Shockwaves in the Economy
While the political implications are significant, the immediate consequences are being felt by the Iranian people. Sanctions already imposed over the past decade have crippled Iran’s economy, but the activation of the trigger mechanism threatens to push it into an even deeper crisis.
The shock was visible even before the formal announcement. On Thursday, August 28, as speculation mounted, gold and currency markets reacted sharply. Domestic outlets reported that the price of one gram of 18-carat gold hit 8,427,000 tomans—a historic record—while the dollar rate soared past 101,000 tomans and continued climbing despite official market closures.
According to the International Deputy of the Iranian Chamber of Commerce, the economy could face catastrophic fallout: the dollar exchange rate rising to 165,000 tomans, inflation surging above 90 percent, unemployment climbing to 14 percent, and economic growth falling to minus 3 percent. Stock market values could drop by as much as $65 billion.
State-controlled media outlets have attempted to dismiss these warnings as “unrealistic,” but the fact that such estimates were even published underscores the growing alarm among experts and business leaders.
The Human Burden
Beyond macroeconomic indicators, the true weight of this crisis will be carried by ordinary Iranians. Years of the regime’s regional adventurism and mismanagement have already hollowed out the economy, leaving households struggling with runaway inflation, eroded savings, and chronic unemployment.
With sanctions snapping back, millions more face deepening poverty, collapsing purchasing power, and further restrictions on daily life. Already, citizens report that the rising cost of essentials has made survival increasingly difficult.
In conversations on the streets, despair is evident. Many Iranians, weary of decades of hardship, speak with resignation. One bitterly remarked: “Black will take no other hue.”
A Nation at a Crossroads
The activation of the trigger mechanism places the Iranian regime on a path of unprecedented pressure.

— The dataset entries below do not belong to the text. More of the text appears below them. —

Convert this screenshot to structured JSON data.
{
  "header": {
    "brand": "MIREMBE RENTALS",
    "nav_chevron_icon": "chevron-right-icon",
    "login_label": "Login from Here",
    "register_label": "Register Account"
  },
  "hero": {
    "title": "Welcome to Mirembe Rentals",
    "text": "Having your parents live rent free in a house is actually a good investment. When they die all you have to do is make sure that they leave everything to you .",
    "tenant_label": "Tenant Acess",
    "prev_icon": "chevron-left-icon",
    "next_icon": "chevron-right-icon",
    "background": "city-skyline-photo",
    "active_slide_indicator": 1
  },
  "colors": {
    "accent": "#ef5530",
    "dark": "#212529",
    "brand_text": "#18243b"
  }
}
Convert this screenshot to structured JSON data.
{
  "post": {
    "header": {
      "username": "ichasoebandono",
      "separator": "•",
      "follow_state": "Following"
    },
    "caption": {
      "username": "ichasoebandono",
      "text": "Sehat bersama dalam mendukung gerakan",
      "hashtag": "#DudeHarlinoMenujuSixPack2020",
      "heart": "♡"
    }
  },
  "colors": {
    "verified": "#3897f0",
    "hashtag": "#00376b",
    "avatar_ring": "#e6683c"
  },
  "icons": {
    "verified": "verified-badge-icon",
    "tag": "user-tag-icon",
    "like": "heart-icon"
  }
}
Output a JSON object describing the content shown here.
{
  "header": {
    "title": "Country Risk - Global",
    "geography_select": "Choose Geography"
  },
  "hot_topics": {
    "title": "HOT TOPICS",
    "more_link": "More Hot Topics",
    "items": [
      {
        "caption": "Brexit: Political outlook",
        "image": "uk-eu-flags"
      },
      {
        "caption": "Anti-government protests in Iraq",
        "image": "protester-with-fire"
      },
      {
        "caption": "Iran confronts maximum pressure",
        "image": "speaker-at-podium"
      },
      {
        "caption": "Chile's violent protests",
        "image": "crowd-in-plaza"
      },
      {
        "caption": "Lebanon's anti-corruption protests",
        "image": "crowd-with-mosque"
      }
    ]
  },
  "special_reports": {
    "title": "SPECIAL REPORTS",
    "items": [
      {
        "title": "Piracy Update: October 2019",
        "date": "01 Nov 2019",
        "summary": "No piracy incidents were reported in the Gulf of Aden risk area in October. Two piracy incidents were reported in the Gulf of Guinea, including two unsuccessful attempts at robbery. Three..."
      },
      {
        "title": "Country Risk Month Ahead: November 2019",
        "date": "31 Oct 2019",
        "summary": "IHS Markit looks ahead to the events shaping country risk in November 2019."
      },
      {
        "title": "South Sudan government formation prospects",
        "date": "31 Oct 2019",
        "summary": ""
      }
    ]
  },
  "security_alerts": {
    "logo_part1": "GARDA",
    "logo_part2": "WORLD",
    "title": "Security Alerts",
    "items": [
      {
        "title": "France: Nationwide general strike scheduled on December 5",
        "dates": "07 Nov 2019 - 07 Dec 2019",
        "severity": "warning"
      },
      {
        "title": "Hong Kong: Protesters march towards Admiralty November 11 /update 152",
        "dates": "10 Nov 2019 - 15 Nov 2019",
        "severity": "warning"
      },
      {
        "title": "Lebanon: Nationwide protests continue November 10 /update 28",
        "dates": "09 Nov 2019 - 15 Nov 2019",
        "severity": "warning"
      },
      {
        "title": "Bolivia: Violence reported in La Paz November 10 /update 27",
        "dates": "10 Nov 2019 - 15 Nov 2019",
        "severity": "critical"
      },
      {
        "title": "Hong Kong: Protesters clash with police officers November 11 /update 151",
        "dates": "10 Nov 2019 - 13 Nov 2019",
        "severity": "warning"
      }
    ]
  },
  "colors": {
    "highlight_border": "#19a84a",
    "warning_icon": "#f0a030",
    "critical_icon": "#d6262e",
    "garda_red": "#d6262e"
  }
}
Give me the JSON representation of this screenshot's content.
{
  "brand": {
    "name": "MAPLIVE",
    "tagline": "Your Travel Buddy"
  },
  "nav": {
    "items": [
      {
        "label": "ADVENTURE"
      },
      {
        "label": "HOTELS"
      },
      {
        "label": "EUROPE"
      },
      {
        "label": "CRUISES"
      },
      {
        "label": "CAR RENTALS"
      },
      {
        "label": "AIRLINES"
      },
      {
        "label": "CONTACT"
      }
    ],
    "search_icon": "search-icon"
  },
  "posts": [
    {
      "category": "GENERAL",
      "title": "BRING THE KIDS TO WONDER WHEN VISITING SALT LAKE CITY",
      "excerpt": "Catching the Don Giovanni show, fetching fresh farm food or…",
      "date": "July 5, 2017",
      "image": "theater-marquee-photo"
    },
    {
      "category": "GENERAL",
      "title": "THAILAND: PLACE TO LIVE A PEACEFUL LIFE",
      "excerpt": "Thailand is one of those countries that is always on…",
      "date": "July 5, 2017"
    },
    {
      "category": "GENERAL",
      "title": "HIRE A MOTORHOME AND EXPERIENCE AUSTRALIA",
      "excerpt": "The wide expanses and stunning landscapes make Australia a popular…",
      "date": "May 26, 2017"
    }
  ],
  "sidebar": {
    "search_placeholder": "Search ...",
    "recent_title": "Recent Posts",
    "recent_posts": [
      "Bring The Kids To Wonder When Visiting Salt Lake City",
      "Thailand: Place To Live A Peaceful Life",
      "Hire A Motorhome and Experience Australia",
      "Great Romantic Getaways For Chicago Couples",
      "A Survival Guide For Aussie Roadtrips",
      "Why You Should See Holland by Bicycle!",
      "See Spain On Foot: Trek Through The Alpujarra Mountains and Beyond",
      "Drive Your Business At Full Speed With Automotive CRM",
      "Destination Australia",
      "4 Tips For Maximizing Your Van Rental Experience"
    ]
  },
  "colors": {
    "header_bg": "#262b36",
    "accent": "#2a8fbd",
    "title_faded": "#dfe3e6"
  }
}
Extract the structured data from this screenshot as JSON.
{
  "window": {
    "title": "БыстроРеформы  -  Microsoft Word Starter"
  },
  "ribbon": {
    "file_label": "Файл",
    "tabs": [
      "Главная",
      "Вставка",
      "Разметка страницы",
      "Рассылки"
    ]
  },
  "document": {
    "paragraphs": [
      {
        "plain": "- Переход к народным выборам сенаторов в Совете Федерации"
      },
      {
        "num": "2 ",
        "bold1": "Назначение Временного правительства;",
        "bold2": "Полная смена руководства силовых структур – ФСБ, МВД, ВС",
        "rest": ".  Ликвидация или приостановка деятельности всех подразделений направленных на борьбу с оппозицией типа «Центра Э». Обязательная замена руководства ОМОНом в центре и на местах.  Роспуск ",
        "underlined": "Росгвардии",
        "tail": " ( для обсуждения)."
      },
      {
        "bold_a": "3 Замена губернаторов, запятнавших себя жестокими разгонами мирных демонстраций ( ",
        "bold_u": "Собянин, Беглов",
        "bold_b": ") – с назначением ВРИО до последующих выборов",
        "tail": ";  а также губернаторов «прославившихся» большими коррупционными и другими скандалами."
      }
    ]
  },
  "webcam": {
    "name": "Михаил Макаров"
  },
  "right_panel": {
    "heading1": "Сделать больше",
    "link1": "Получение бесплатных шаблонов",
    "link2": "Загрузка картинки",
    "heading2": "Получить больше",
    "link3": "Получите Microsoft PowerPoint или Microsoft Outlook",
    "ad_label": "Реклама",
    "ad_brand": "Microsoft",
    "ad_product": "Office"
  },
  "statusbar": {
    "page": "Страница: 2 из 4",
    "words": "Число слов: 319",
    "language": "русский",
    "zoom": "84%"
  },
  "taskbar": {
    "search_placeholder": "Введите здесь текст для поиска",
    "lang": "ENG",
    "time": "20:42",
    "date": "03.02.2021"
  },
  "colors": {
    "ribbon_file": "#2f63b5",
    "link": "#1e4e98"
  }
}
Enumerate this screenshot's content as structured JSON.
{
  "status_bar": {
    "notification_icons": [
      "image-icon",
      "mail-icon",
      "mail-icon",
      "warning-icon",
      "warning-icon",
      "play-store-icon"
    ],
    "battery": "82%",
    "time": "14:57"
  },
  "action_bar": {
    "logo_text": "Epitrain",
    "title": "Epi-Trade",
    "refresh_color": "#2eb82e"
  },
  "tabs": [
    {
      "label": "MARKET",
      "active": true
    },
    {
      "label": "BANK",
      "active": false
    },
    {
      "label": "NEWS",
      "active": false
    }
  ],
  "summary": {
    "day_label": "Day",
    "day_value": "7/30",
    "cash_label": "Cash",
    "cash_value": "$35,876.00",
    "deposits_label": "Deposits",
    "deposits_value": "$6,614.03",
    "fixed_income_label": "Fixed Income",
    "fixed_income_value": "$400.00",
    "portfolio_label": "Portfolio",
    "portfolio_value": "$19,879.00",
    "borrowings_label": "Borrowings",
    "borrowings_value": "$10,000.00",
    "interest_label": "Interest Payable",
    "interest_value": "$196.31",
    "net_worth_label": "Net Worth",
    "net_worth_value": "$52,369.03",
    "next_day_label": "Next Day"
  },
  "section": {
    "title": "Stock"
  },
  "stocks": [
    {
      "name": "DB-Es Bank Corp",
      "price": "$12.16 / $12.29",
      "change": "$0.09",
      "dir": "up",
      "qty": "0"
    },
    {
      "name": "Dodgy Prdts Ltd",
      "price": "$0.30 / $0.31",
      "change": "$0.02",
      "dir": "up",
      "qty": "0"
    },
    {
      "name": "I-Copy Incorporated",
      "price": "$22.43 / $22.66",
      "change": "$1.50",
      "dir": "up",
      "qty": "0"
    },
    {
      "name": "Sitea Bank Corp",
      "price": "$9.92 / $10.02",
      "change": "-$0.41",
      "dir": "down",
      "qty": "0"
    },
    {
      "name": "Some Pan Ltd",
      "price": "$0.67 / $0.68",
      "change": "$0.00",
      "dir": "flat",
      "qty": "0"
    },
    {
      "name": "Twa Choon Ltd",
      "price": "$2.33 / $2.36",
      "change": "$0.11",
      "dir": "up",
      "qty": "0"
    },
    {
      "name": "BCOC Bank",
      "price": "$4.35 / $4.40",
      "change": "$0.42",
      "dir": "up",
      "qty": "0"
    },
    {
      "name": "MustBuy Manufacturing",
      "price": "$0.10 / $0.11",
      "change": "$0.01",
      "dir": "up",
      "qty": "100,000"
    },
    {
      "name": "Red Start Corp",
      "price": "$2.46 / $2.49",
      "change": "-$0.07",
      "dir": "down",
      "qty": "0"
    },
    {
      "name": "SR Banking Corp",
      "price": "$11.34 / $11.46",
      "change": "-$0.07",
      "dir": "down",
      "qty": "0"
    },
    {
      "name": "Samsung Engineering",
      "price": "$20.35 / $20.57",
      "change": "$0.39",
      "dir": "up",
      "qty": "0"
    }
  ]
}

But while regime officials may continue their brinkmanship with the international community, it is the Iranian people—long the victims of failed policies and costly ideological projects—who will pay the highest price.
The coming weeks will reveal whether Tehran chooses further confrontation or bows under the weight of sanctions and international isolation. For ordinary Iranians, however, the crisis has already begun.